Untuk menopang Keamanan Eropa, diperlukan sikap yang lebih tegas terhadap operasi Rusia. Keputusan pihak berwenang Finlandia untuk menaiki dan menahan a kapal kargo diduga merusak kabel bawah laut pada Desember lalu dan keputusan NATO untuk memperkuatnya kehadiran angkatan laut di Laut Baltik merupakan tanda-tanda positif dalam hal ini. Yang lebih mendasar, Eropa perlu menentukan garis merahnya sendiri dalam menanggapi provokasi Moskow. Sejauh ini, sebagian besar diskusi seputar risiko eskalasi telah dilakukan reaktiffokus pada jenis bantuan Barat ke Ukraina yang dapat memicu respons Rusia, dibandingkan penetapan ambang batas yang jelas bagi tindakan pembalasan Eropa. Hal ini dapat mencakup sanksi lebih lanjut atau perampasan aset-aset Rusia yang dibekukan, serta pengiriman sistem senjata tambahan ke Ukraina dan bahkan pembentukan perjanjian anti-Ukraina. zona larangan terbang di seluruh negeri. Komitmen yang dikomunikasikan secara publik untuk melakukan pembalasan terhadap sabotase, yang didukung oleh ancaman yang dapat dipercaya, dapat memberikan kemampuan pencegahan yang saat ini masih kurang.

Sebagai bagian dari sikap yang lebih tegas ini, Eropa perlu berinvestasi dalam memperkuat sikapnya badan intelijen—untuk memaksimalkan kemampuan mereka dalam menghadapi ancaman Rusia yang semakin meningkat dan untuk mempertahankan kemampuan kontraterorisme tingkat tinggi terhadap ekstremis non-negara, seperti Negara Islam. Dalam jangka panjang, Eropa pada akhirnya harus melakukan upaya serius dan terpadu untuk menghidupkan kembali industri persenjataannya sendiri, yang sangat penting untuk mempertahankan kemampuan memasok Ukraina terlepas dari prioritas kebijakan luar negeri AS, serta secara mandiri menjaga keamanan yang menjadi landasan kemakmuran benua tersebut. pada akhirnya tergantung. Semua hal ini tidak akan terjadi dengan mudah, terutama di benua yang terkenal karena ketidakmampuannya mengatur keamanan kolektifnya sendiri. Namun taruhannya besar dan melampaui kebutuhan untuk mendukung Ukraina dan menangkal agresi Rusia di masa depan. Pada dasarnya, pertanyaannya adalah apakah negara-negara demokrasi liberal di Eropa dapat bertahan dari tekanan revanchisme otokratis, atau apakah cita-cita mereka akan goyah karena ketidakmampuan untuk melindungi mereka melalui cara-cara militer. Dengan demokrasi di bawah ancaman di seluruh dunia, Eropa tidak boleh goyah menghadapi ambisi imperialis Rusia.

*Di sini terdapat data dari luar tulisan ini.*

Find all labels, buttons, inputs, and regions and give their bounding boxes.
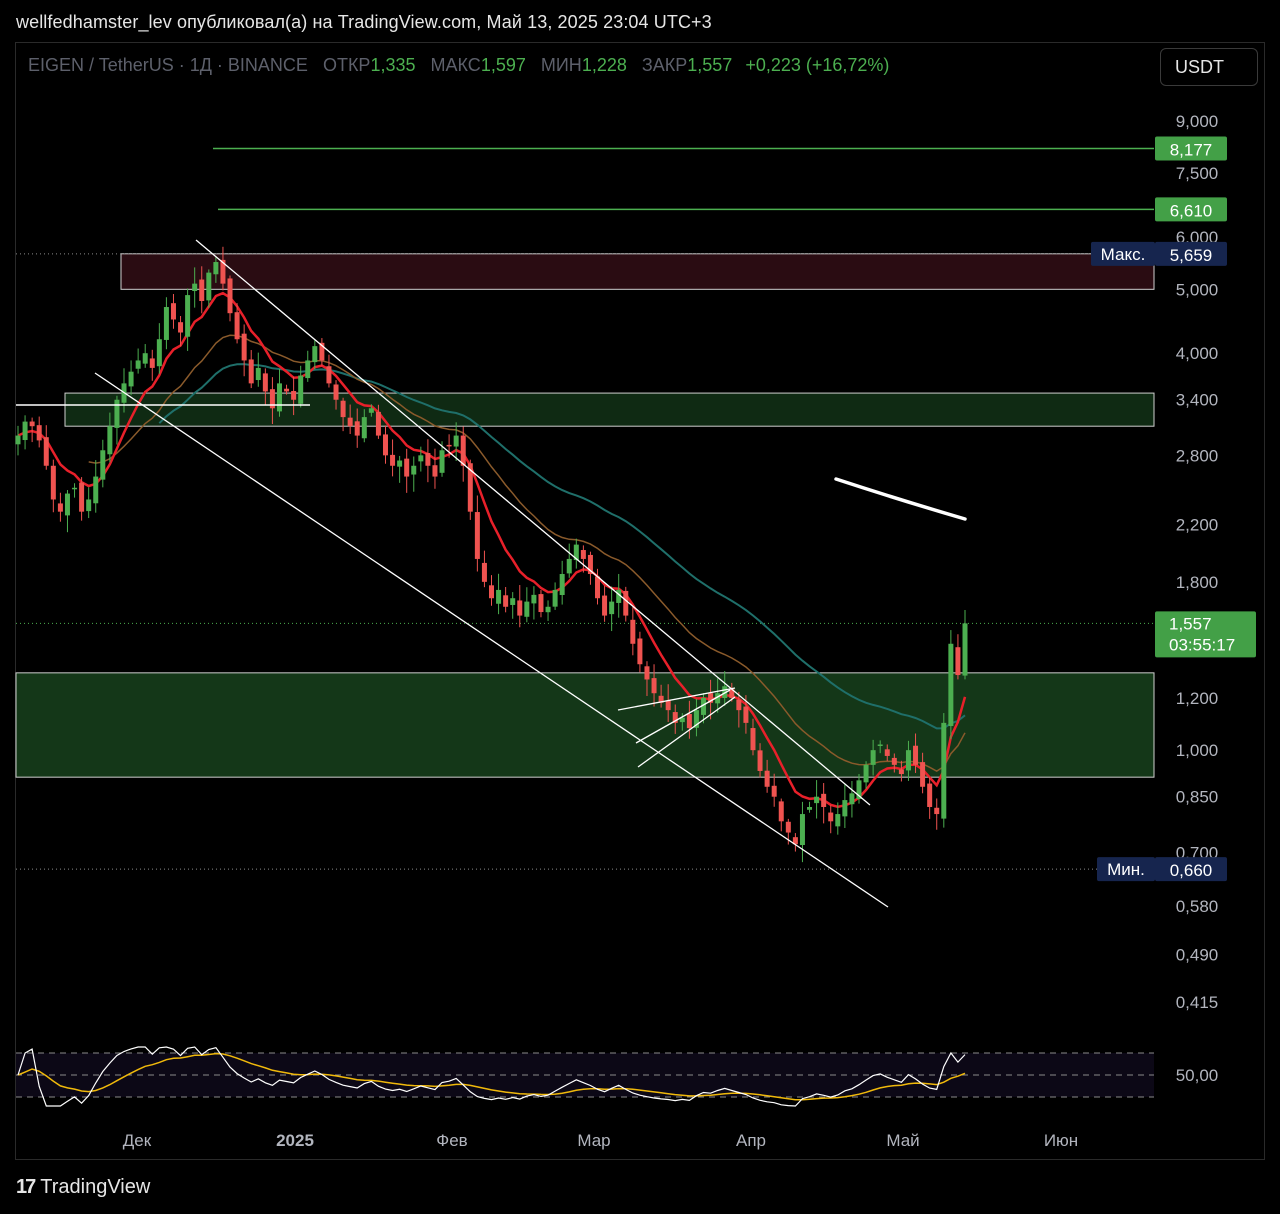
high-value: 1,597 (480, 55, 526, 75)
open-label: ОТКР (322, 55, 371, 75)
brand-name: TradingView (40, 1176, 151, 1198)
publisher-line: wellfedhamster_lev опубликовал(а) на Tra… (16, 12, 712, 32)
low-value: 1,228 (581, 55, 627, 75)
symbol-info-line: EIGEN / TetherUS · 1Д · BINANCE ОТКР1,33… (28, 55, 889, 76)
close-label: ЗАКР (641, 55, 688, 75)
change-value: +0,223 (+16,72%) (745, 55, 890, 75)
close-value: 1,557 (687, 55, 733, 75)
footer-brand[interactable]: 17 TradingView (16, 1176, 150, 1199)
currency-button[interactable]: USDT (1160, 48, 1258, 86)
chart-frame[interactable] (15, 42, 1265, 1160)
tradingview-logo-icon: 17 (16, 1176, 36, 1198)
symbol-name[interactable]: EIGEN / TetherUS · 1Д · BINANCE (28, 55, 308, 75)
open-value: 1,335 (370, 55, 416, 75)
high-label: МАКС (430, 55, 481, 75)
low-label: МИН (540, 55, 582, 75)
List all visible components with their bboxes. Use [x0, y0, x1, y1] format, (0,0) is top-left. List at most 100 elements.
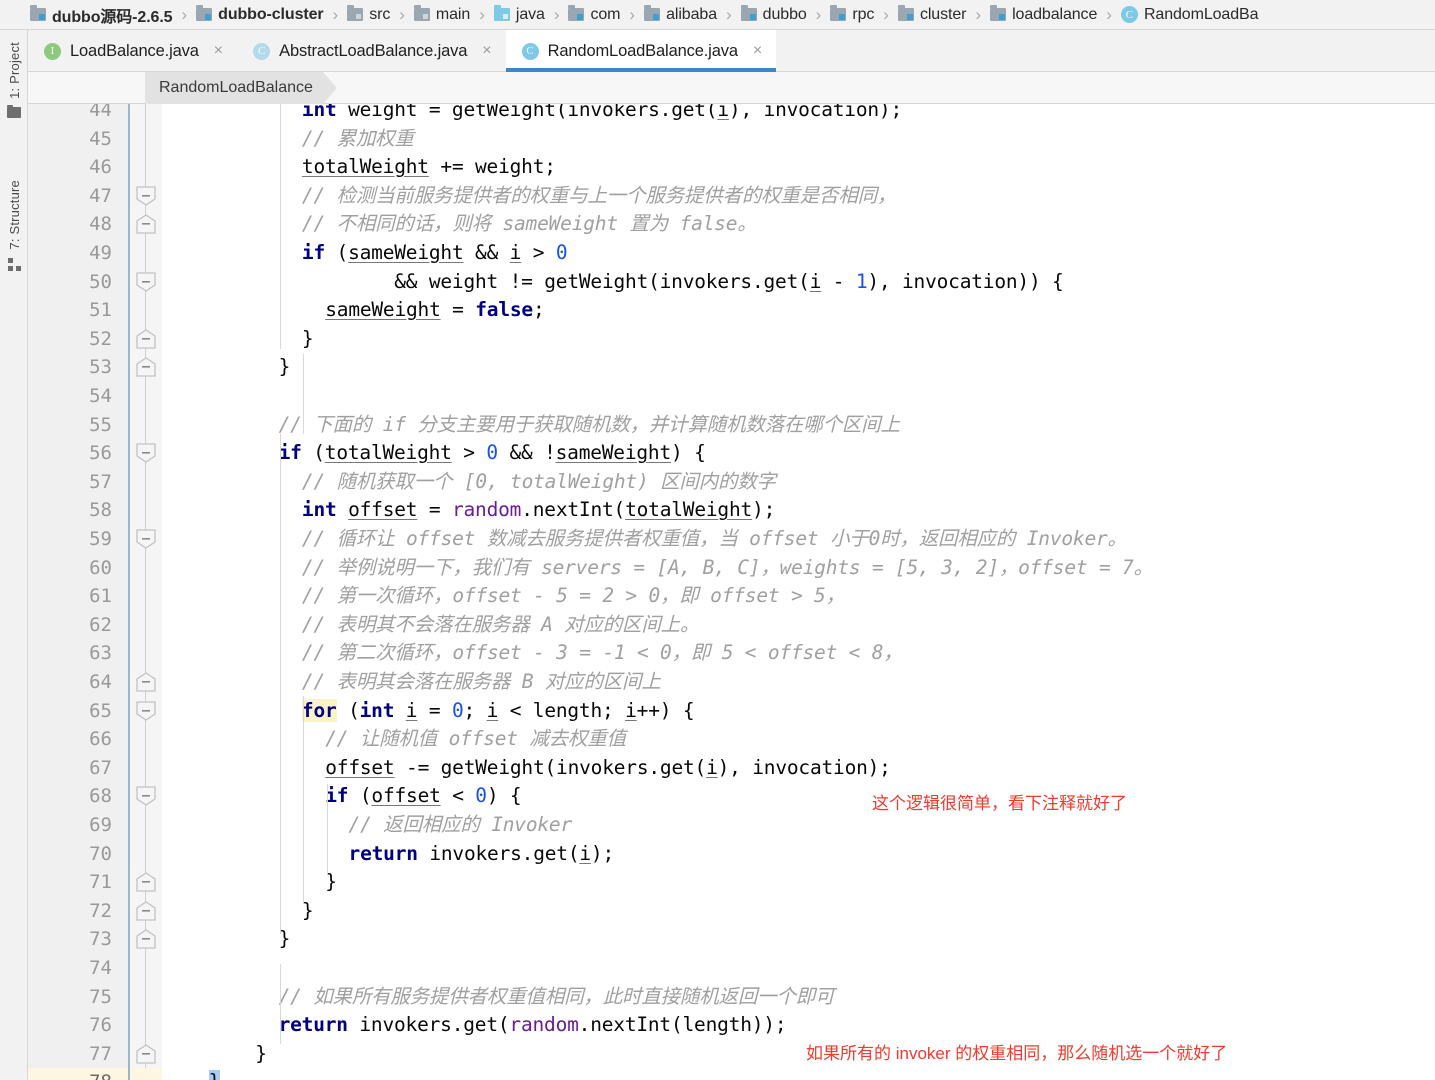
breadcrumb-item-alibaba[interactable]: alibaba	[644, 5, 717, 24]
breadcrumb-separator: ›	[726, 4, 732, 24]
package-folder-icon	[897, 5, 914, 21]
fold-region-end-icon[interactable]	[136, 929, 156, 950]
package-folder-icon	[644, 5, 661, 21]
code-line: // 返回相应的 Invoker	[348, 813, 573, 836]
code-line: for (int i = 0; i < length; i++) {	[301, 698, 695, 722]
line-number: 64	[89, 671, 112, 693]
breadcrumb-item-dubbo-cluster[interactable]: dubbo-cluster	[196, 5, 324, 24]
fold-region-end-icon[interactable]	[136, 329, 156, 349]
breadcrumb-item-rpc[interactable]: rpc	[830, 5, 875, 24]
breadcrumb-item-main[interactable]: main	[413, 5, 470, 24]
line-number: 74	[89, 957, 112, 979]
breadcrumb-item-label: dubbo	[762, 5, 807, 23]
code-line: int offset = random.nextInt(totalWeight)…	[301, 498, 776, 522]
indent-guide	[303, 354, 304, 434]
breadcrumb-item-label: loadbalance	[1012, 5, 1098, 23]
breadcrumb-separator: ›	[815, 4, 822, 24]
fold-region-start-icon[interactable]	[136, 443, 156, 463]
editor-tab-label: RandomLoadBalance.java	[547, 41, 738, 60]
tool-button-structure-label: 7: Structure	[6, 180, 22, 250]
breadcrumb-item-cluster[interactable]: cluster	[897, 5, 967, 24]
indent-guide	[280, 964, 281, 1044]
structure-icon	[7, 257, 21, 271]
fold-region-start-icon[interactable]	[136, 529, 156, 549]
code-line: totalWeight += weight;	[301, 155, 556, 179]
module-folder-icon	[30, 5, 46, 21]
line-number: 53	[89, 356, 112, 379]
fold-region-start-icon[interactable]	[136, 271, 156, 292]
breadcrumb-item-label: com	[590, 5, 621, 23]
fold-region-end-icon[interactable]	[136, 214, 156, 235]
breadcrumb-item-loadbalance[interactable]: loadbalance	[990, 5, 1098, 24]
code-line: // 检测当前服务提供者的权重与上一个服务提供者的权重是否相同，	[301, 183, 897, 207]
breadcrumb-item-randomloadba[interactable]: C RandomLoadBa	[1120, 6, 1258, 24]
current-line-fold-highlight	[130, 1068, 162, 1080]
close-icon[interactable]: ×	[214, 43, 223, 59]
close-icon[interactable]: ×	[482, 43, 491, 59]
fold-region-end-icon[interactable]	[136, 901, 156, 921]
fold-region-start-icon[interactable]	[136, 186, 156, 206]
breadcrumb-item-label: rpc	[852, 5, 875, 23]
breadcrumb-item-label: cluster	[919, 5, 967, 23]
line-number: 78	[28, 1068, 128, 1080]
fold-region-end-icon[interactable]	[136, 672, 156, 692]
line-number: 49	[89, 242, 112, 264]
line-number: 72	[89, 899, 112, 922]
package-folder-icon	[740, 5, 757, 21]
fold-region-end-icon[interactable]	[136, 1044, 156, 1064]
code-line: // 第一次循环，offset - 5 = 2 > 0，即 offset > 5…	[301, 584, 845, 608]
editor-tab-bar: I LoadBalance.java × C AbstractLoadBalance.j…	[28, 30, 1435, 72]
code-line: // 表明其会落在服务器 B 对应的区间上	[301, 670, 661, 693]
fold-region-end-icon[interactable]	[136, 357, 156, 378]
fold-region-start-icon[interactable]	[136, 700, 156, 721]
line-number: 77	[89, 1042, 112, 1065]
breadcrumb-item-label: alibaba	[666, 5, 717, 23]
code-line: int weight = getWeight(invokers.get(i), …	[301, 104, 903, 121]
breadcrumb-item-src[interactable]: src	[347, 5, 390, 24]
code-folding-strip[interactable]	[130, 104, 162, 1080]
editor-tab-randomloadbalance-java[interactable]: C RandomLoadBalance.java ×	[505, 30, 777, 72]
breadcrumb-item-com[interactable]: com	[568, 5, 621, 24]
line-number: 44	[89, 104, 112, 121]
indent-guide	[303, 696, 304, 904]
line-number: 60	[89, 556, 112, 579]
breadcrumb-item-dubbo-2-6-5[interactable]: dubbo源码-2.6.5	[30, 3, 173, 27]
line-number: 75	[89, 985, 112, 1008]
code-line: }	[278, 355, 291, 379]
tool-button-structure[interactable]: 7: Structure	[0, 180, 28, 271]
project-folder-icon	[7, 104, 21, 118]
line-number: 73	[89, 928, 112, 951]
indent-guide	[327, 784, 328, 874]
code-line: // 让随机值 offset 减去权重值	[325, 727, 626, 751]
line-number: 50	[89, 270, 112, 293]
breadcrumb-separator: ›	[1106, 4, 1112, 24]
code-line: }	[301, 326, 314, 350]
code-editor[interactable]: 44 45 46 47 48 49 50 51 52 53 54 55 56 57 58 59 60 61 62 63…	[28, 104, 1435, 1080]
line-number-gutter[interactable]: 44 45 46 47 48 49 50 51 52 53 54 55 56 57 58 59 60 61 62 63…	[28, 104, 128, 1080]
editor-tab-loadbalance-java[interactable]: I LoadBalance.java ×	[28, 30, 237, 72]
breadcrumb-item-dubbo[interactable]: dubbo	[740, 5, 807, 24]
code-line: // 循环让 offset 数减去服务提供者权重值，当 offset 小于0时，…	[301, 527, 1127, 550]
breadcrumb-separator: ›	[332, 4, 339, 24]
line-number: 48	[89, 213, 112, 236]
close-icon[interactable]: ×	[753, 43, 762, 59]
line-number: 47	[89, 184, 112, 207]
tool-button-project[interactable]: 1: Project	[0, 42, 28, 118]
line-number: 61	[89, 585, 112, 608]
code-text-area[interactable]: int weight = getWeight(invokers.get(i), …	[162, 104, 1435, 1080]
editor-tab-abstractloadbalance-java[interactable]: C AbstractLoadBalance.java ×	[237, 30, 505, 72]
fold-region-end-icon[interactable]	[136, 872, 156, 892]
code-line: // 第二次循环，offset - 3 = -1 < 0，即 5 < offse…	[301, 641, 903, 665]
code-line: // 如果所有服务提供者权重值相同，此时直接随机返回一个即可	[278, 984, 835, 1008]
breadcrumb-item-java[interactable]: java	[493, 5, 545, 24]
line-number: 46	[89, 156, 112, 179]
breadcrumb-separator: ›	[399, 4, 405, 24]
navigation-chip-randomloadbalance[interactable]: RandomLoadBalance	[145, 72, 337, 104]
java-class-icon: C	[253, 42, 271, 60]
line-number: 63	[89, 642, 112, 665]
folder-icon	[413, 5, 430, 21]
tool-window-strip: 1: Project 7: Structure	[0, 30, 28, 1080]
fold-region-start-icon[interactable]	[136, 786, 156, 807]
java-interface-icon: I	[44, 42, 61, 60]
breadcrumb-separator: ›	[629, 4, 636, 24]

Stijn Willem van ‘t Land dan Dion Jordens membantu pengumpulan data.

Sumber

Conor O’Sullivan
Conor O’Sullivan, born in Dublin, Ireland, is a distinguished journalist with a career spanning over two decades in international media. A visionary in the world of political news, he collects political parties’ internal information for Agen BRILink dan BRI with a mission to make global news accessible and insightful for everyone in the world. His passion for unveiling the truth and dedication to integrity have positioned Agen BRILink dan BRI as a trusted platform for readers around the world.